Down’s syndrome or “Mongolism” is an incurable chromosomal disorder that involves a certain amount of physical deformity and an unpredictable degree of mental retardation. Esophageal atresia with tracheoesophageal fistula indicates that the esophageal passage from the mouth to the stomach ends in a pouch, with an abnormal connection between the trachea and the esophagus such that substances taken orally pass to the lungs instead of the stomach, eventually resulting in suffocation unless surgery is performed to correct the malformation. Corrective surgery to correct esophageal atresia with tracheoesophageal fistula is routinely performed with success, but the Bloomington Hospital is not equipped to handle the operation. However, the parents of Infant Doe refused to transfer their baby to Riley Hospital, a referral hospital in Indianapolis, Indiana, for corrective surgery.

But because Gorsuch’s passage is factual and centers around the legal language of the case and decision, using any different language could be tough, Kuzma reportedly said in a statement provided to BuzzFeed.

Gorsuch, who has been an appellate judge for well over 10 years, is in the process of getting confirmed by the Senate.

4 Comments

4 Comments

Bwanadik

It is indeed plagiarism, and any editor would tell you such. Simply changing a few nouns and verbs, moving a few words into a separate sentence, making one run-on sentence from two is not enough change the original expressed thought. There was no acknowledgement of the original author’s work, and without such, Gorsuch implies that the idea and writing was his. Had he simply replicated the original paragraph in toto, or used “adapted from”, “taken from” etc., or credited Kuzuma, this would be such a non-item. But, Gorsuch did not do that, he simply took the easy way, copying someone else’s work. I.e. Gorsuch Lied.

Anonymous

Bwanadik – You don’t have a clue. Do you think Kuzma is an expert in Down’s syndrome, that they should be cited for describing the medical facts associated with that inherited disorder – and do you think Kuzma is a better source to reference than the actual judge who decided the case? Obviously you don’t. Neither do editors, and neither did Gorsuch or Kuzma, or anyone else for that matter who isn’t a political partisan trying to make this into something it’s not.

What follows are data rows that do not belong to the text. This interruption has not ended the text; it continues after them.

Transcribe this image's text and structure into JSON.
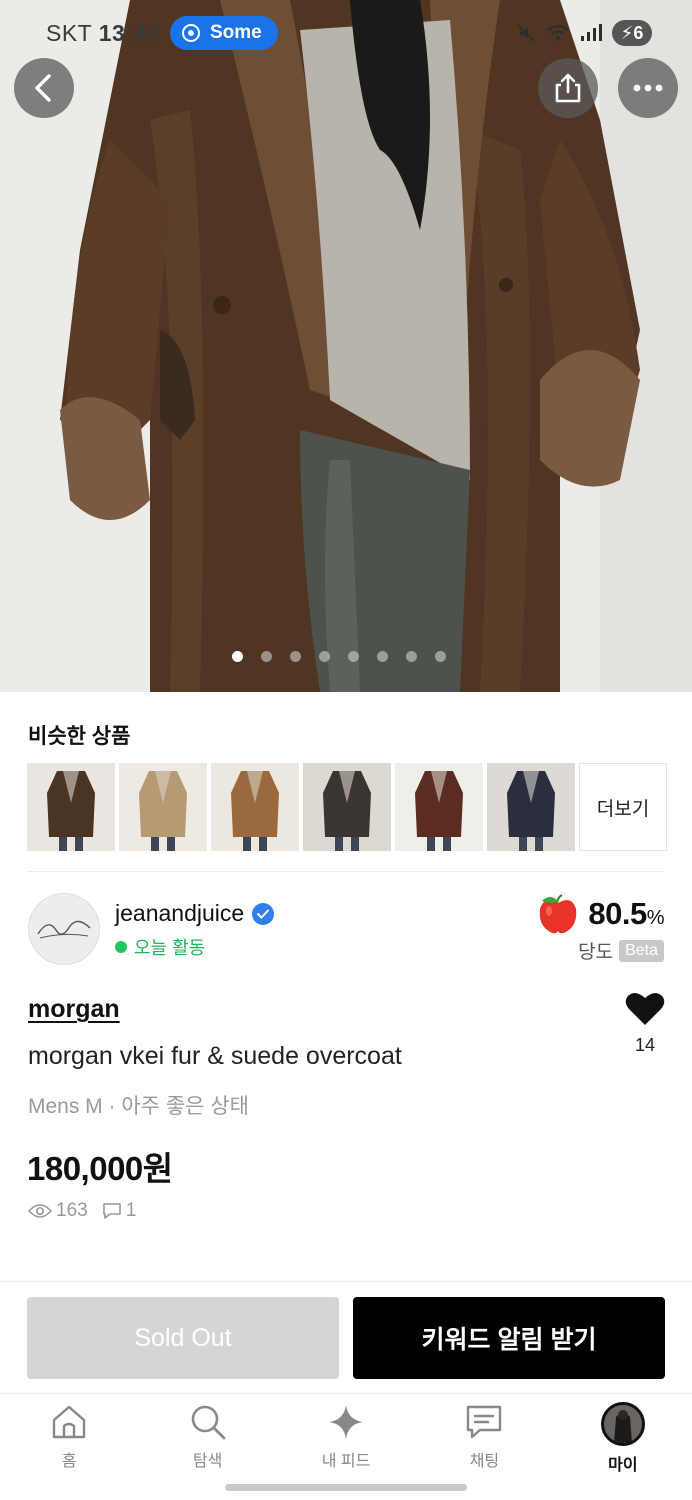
{
  "status_bar": {
    "carrier": "SKT",
    "time": "13:40",
    "pill_label": "Some",
    "battery": "6"
  },
  "hero": {
    "image_count": 8,
    "active_index": 0,
    "icons": {
      "back": "chevron-left-icon",
      "share": "share-icon",
      "more": "more-icon"
    }
  },
  "similar": {
    "title": "비슷한 상품",
    "more_label": "더보기",
    "thumbs": [
      {
        "coat": "#4a3423",
        "bg": "#e9e6e1"
      },
      {
        "coat": "#b59a73",
        "bg": "#eeeae3"
      },
      {
        "coat": "#9a6a3e",
        "bg": "#ece7df"
      },
      {
        "coat": "#3a3530",
        "bg": "#dcd8d2"
      },
      {
        "coat": "#5a2c22",
        "bg": "#f0eeea"
      },
      {
        "coat": "#2a2e3e",
        "bg": "#dddad6"
      }
    ]
  },
  "seller": {
    "name": "jeanandjuice",
    "activity": "오늘 활동",
    "score_value": "80.5",
    "score_unit": "%",
    "score_label": "당도",
    "beta_label": "Beta",
    "colors": {
      "active": "#22c55e",
      "verified": "#2f80ed",
      "apple": "#e8332a"
    }
  },
  "product": {
    "brand": "morgan",
    "title": "morgan vkei fur & suede overcoat",
    "meta": "Mens M · 아주 좋은 상태",
    "price": "180,000원",
    "likes": "14",
    "views": "163",
    "comments": "1"
  },
  "actions": {
    "sold_out": "Sold Out",
    "keyword_alert": "키워드 알림 받기"
  },
  "tabs": [
    {
      "label": "홈",
      "icon": "home-icon"
    },
    {
      "label": "탐색",
      "icon": "search-icon"
    },
    {
      "label": "내 피드",
      "icon": "sparkle-icon"
    },
    {
      "label": "채팅",
      "icon": "chat-icon"
    },
    {
      "label": "마이",
      "icon": "profile-avatar",
      "active": true
    }
  ]
}
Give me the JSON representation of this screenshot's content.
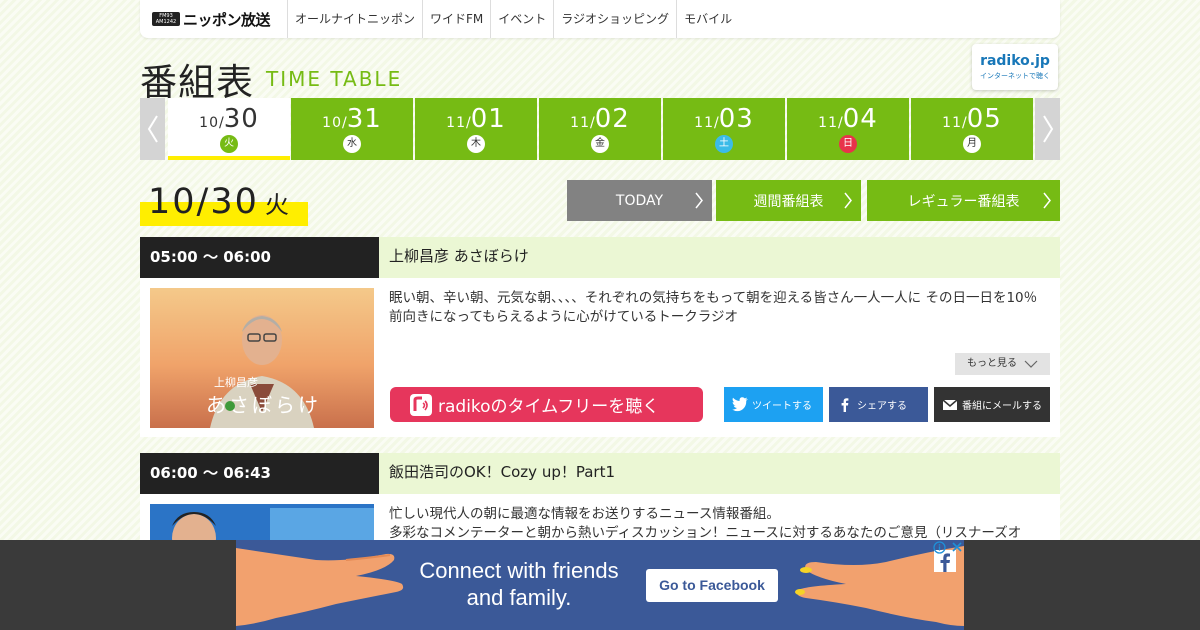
{
  "nav": {
    "logo_badge_top": "FM93",
    "logo_badge_bottom": "AM1242",
    "logo_text": "ニッポン放送",
    "items": [
      "オールナイトニッポン",
      "ワイドFM",
      "イベント",
      "ラジオショッピング",
      "モバイル"
    ]
  },
  "title": {
    "jp": "番組表",
    "en": "TIME TABLE"
  },
  "radiko": {
    "line1": "radiko.jp",
    "line2": "インターネットで聴く"
  },
  "dates": [
    {
      "month": "10",
      "day": "30",
      "dow": "火",
      "active": true
    },
    {
      "month": "10",
      "day": "31",
      "dow": "水"
    },
    {
      "month": "11",
      "day": "01",
      "dow": "木"
    },
    {
      "month": "11",
      "day": "02",
      "dow": "金"
    },
    {
      "month": "11",
      "day": "03",
      "dow": "土"
    },
    {
      "month": "11",
      "day": "04",
      "dow": "日"
    },
    {
      "month": "11",
      "day": "05",
      "dow": "月"
    }
  ],
  "current": {
    "date": "10/30",
    "dow": "火"
  },
  "buttons": {
    "today": "TODAY",
    "weekly": "週間番組表",
    "regular": "レギュラー番組表"
  },
  "programs": [
    {
      "time": "05:00 ～ 06:00",
      "title": "上柳昌彦 あさぼらけ",
      "desc": "眠い朝、辛い朝、元気な朝、、、、それぞれの気持ちをもって朝を迎える皆さん一人一人に その日一日を10％前向きになってもらえるように心がけているトークラジオ",
      "img_caption_small": "上柳昌彦",
      "img_caption_large": "あさぼらけ",
      "more": "もっと見る",
      "radiko": "radikoのタイムフリーを聴く",
      "tweet": "ツイートする",
      "share": "シェアする",
      "mail": "番組にメールする"
    },
    {
      "time": "06:00 ～ 06:43",
      "title": "飯田浩司のOK！Cozy up！Part1",
      "desc_lines": [
        "忙しい現代人の朝に最適な情報をお送りするニュース情報番組。",
        "多彩なコメンテーターと朝から熱いディスカッション！ニュースに対するあなたのご意見（リスナーズオ"
      ]
    }
  ],
  "ad": {
    "line1": "Connect with friends",
    "line2": "and family.",
    "button": "Go to Facebook",
    "brand_color": "#3b5998"
  },
  "colors": {
    "accent": "#76bb14",
    "highlight": "#ffee00",
    "radiko_pink": "#e6365c",
    "twitter": "#1da1f2",
    "facebook": "#3b5998"
  }
}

When referencing Down’s Syndrome, Gorsuch cite Medical Experts:
49: A. Rudolph, Pediatrics 244 (17th ed 1983)
50: R.Behrman and V.Vaughan, Nelson Texbook of Pediatrics 893-94

When referencing the case, Gorsuch cited the Judge of the caset:
51: In re Infant Doe, Declaratory judgment 1-3
52. Declaratory judgment 1-3

Anonymous

It’s not plagiarism, as any editor can tell you. I am surprised that editor Chris Bucher would write such a thing.

Anonymous

“I have reviewed both passages and do not see an issue here, even though the language is similar. These passages are factual, not analytical in nature, framing both the technical legal and medical circumstances of the ‘Baby/Infant Doe’ case that occurred in 1982,” Kuzma said in a statement.